Review: Sounds and Sweet Airs: Songs of Shakespeare


Sounds and Sweet Airs: Songs of Shakespeare
New Zealand Youth Choir, Voices NZ Chamber Choir
Wesley Church, February 25

This concert of songs to texts by Shakespeare brought together two choirs that operate under the aegis of Choirs Aotearoa NZ.

Each choir tours regularly overseas as well as singing within the country, and they both consistently offer singing of the highest quality. But, because of the earthquakes that Wellington suffered recently there are not many venues in which they can perform, so for the Festival of New Zealand the Wesley Church has come to the rescue.

But it is not ideal for singing of this type. It is acoustically dry, and although the varied programme was enthusiastically received by a fairly large audience I could not escape the feeling that it would have made a much greater impact in a more grateful space.

The music itself featured settings by eight composers of widely different stylistic viewpoints, although all were born within the last hundred years.
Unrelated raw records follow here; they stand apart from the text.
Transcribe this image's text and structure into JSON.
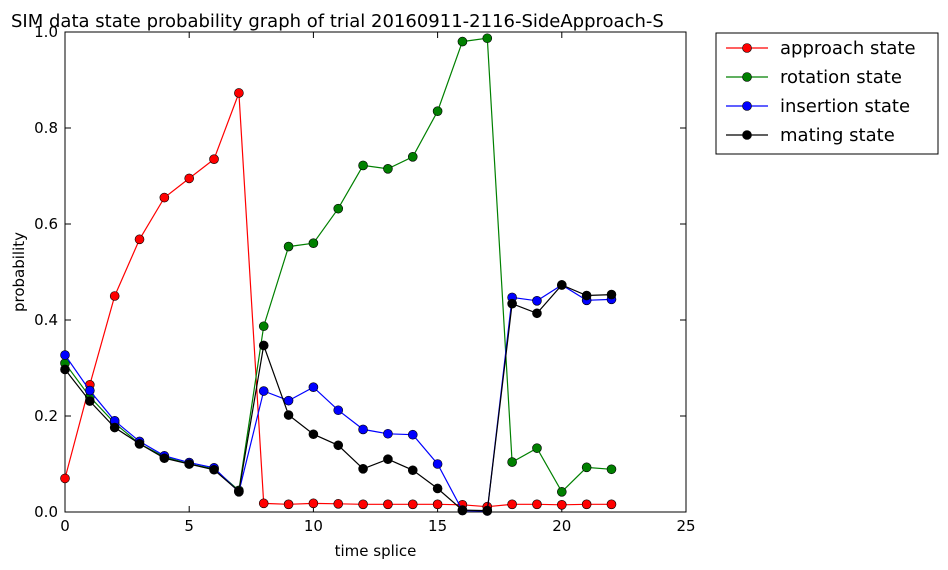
{
  "chart_data": {
    "type": "line",
    "title": "SIM data state probability graph of trial 20160911-2116-SideApproach-S",
    "xlabel": "time splice",
    "ylabel": "probability",
    "xlim": [
      0,
      25
    ],
    "ylim": [
      0,
      1.0
    ],
    "xticks": [
      0,
      5,
      10,
      15,
      20,
      25
    ],
    "yticks": [
      0.0,
      0.2,
      0.4,
      0.6,
      0.8,
      1.0
    ],
    "ytick_labels": [
      "0.0",
      "0.2",
      "0.4",
      "0.6",
      "0.8",
      "1.0"
    ],
    "grid": false,
    "legend_position": "outside-top-right",
    "x": [
      0,
      1,
      2,
      3,
      4,
      5,
      6,
      7,
      8,
      9,
      10,
      11,
      12,
      13,
      14,
      15,
      16,
      17,
      18,
      19,
      20,
      21,
      22
    ],
    "series": [
      {
        "name": "approach state",
        "color": "#ff0000",
        "values": [
          0.07,
          0.265,
          0.45,
          0.568,
          0.655,
          0.695,
          0.735,
          0.873,
          0.018,
          0.016,
          0.018,
          0.017,
          0.016,
          0.016,
          0.016,
          0.016,
          0.015,
          0.011,
          0.016,
          0.016,
          0.015,
          0.016,
          0.016
        ]
      },
      {
        "name": "rotation state",
        "color": "#008000",
        "values": [
          0.31,
          0.24,
          0.185,
          0.142,
          0.115,
          0.1,
          0.09,
          0.045,
          0.387,
          0.553,
          0.56,
          0.632,
          0.722,
          0.715,
          0.74,
          0.835,
          0.98,
          0.987,
          0.104,
          0.133,
          0.042,
          0.093,
          0.089
        ]
      },
      {
        "name": "insertion state",
        "color": "#0000ff",
        "values": [
          0.327,
          0.253,
          0.19,
          0.147,
          0.117,
          0.103,
          0.092,
          0.042,
          0.252,
          0.232,
          0.26,
          0.212,
          0.172,
          0.163,
          0.161,
          0.1,
          0.003,
          0.002,
          0.447,
          0.44,
          0.473,
          0.441,
          0.443
        ]
      },
      {
        "name": "mating state",
        "color": "#000000",
        "values": [
          0.297,
          0.231,
          0.176,
          0.142,
          0.112,
          0.1,
          0.088,
          0.043,
          0.347,
          0.202,
          0.162,
          0.139,
          0.09,
          0.11,
          0.087,
          0.049,
          0.004,
          0.003,
          0.434,
          0.414,
          0.473,
          0.451,
          0.453
        ]
      }
    ]
  }
}
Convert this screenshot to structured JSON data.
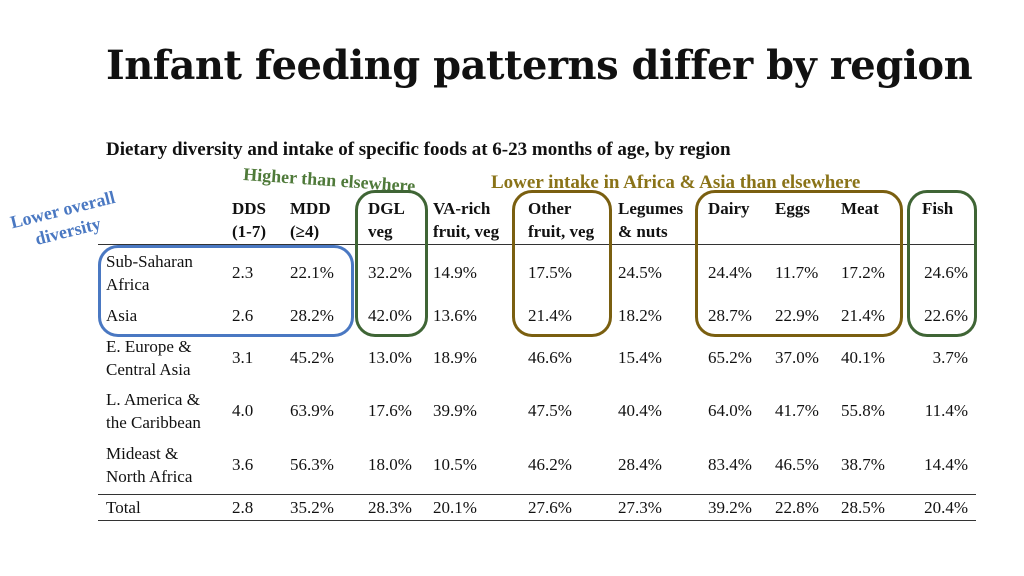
{
  "title": "Infant feeding patterns differ by region",
  "chart_data": {
    "type": "table",
    "title": "Dietary diversity and intake of specific foods at 6-23 months of age, by region",
    "columns": [
      {
        "line1": "DDS",
        "line2": "(1-7)"
      },
      {
        "line1": "MDD",
        "line2": "(≥4)"
      },
      {
        "line1": "DGL",
        "line2": "veg"
      },
      {
        "line1": "VA-rich",
        "line2": "fruit, veg"
      },
      {
        "line1": "Other",
        "line2": "fruit, veg"
      },
      {
        "line1": "Legumes",
        "line2": "& nuts"
      },
      {
        "line1": "Dairy",
        "line2": ""
      },
      {
        "line1": "Eggs",
        "line2": ""
      },
      {
        "line1": "Meat",
        "line2": ""
      },
      {
        "line1": "Fish",
        "line2": ""
      }
    ],
    "rows": [
      {
        "region": [
          "Sub-Saharan",
          "Africa"
        ],
        "values": [
          "2.3",
          "22.1%",
          "32.2%",
          "14.9%",
          "17.5%",
          "24.5%",
          "24.4%",
          "11.7%",
          "17.2%",
          "24.6%"
        ]
      },
      {
        "region": [
          "Asia"
        ],
        "values": [
          "2.6",
          "28.2%",
          "42.0%",
          "13.6%",
          "21.4%",
          "18.2%",
          "28.7%",
          "22.9%",
          "21.4%",
          "22.6%"
        ]
      },
      {
        "region": [
          "E. Europe &",
          "Central Asia"
        ],
        "values": [
          "3.1",
          "45.2%",
          "13.0%",
          "18.9%",
          "46.6%",
          "15.4%",
          "65.2%",
          "37.0%",
          "40.1%",
          "3.7%"
        ]
      },
      {
        "region": [
          "L. America &",
          "the Caribbean"
        ],
        "values": [
          "4.0",
          "63.9%",
          "17.6%",
          "39.9%",
          "47.5%",
          "40.4%",
          "64.0%",
          "41.7%",
          "55.8%",
          "11.4%"
        ]
      },
      {
        "region": [
          "Mideast &",
          "North Africa"
        ],
        "values": [
          "3.6",
          "56.3%",
          "18.0%",
          "10.5%",
          "46.2%",
          "28.4%",
          "83.4%",
          "46.5%",
          "38.7%",
          "14.4%"
        ]
      },
      {
        "region": [
          "Total"
        ],
        "values": [
          "2.8",
          "35.2%",
          "28.3%",
          "20.1%",
          "27.6%",
          "27.3%",
          "39.2%",
          "22.8%",
          "28.5%",
          "20.4%"
        ]
      }
    ],
    "annotations": {
      "higher": "Higher than elsewhere",
      "lower_intake": "Lower intake in Africa & Asia than elsewhere",
      "lower_overall_line1": "Lower overall",
      "lower_overall_line2": "diversity"
    }
  },
  "colors": {
    "blue": "#4a78c2",
    "green": "#3f6535",
    "gold": "#7a5f10"
  }
}
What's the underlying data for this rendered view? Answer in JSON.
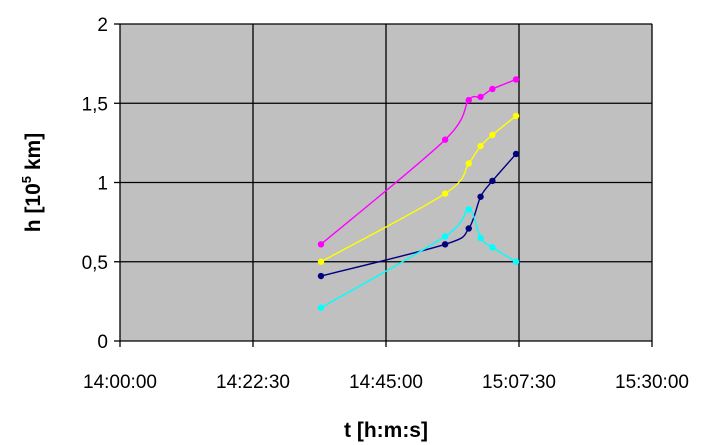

The finest song on offer was also the shortest – Fear No More by John Tavener, who died last year – and with an intensity that recalled the music of the Greek Orthodox Church, it encompassed a world of feeling in just a few short minutes.

Each choir sang its own bracket, and then came together towards the end, and if the constant shifting within the larger choir was distracting, and some of the readings of extracts from the Shakespeare were not as clear as they might have been, the singing was the thing and this concert was a timely reminder of the quality of choral singing we have in this country.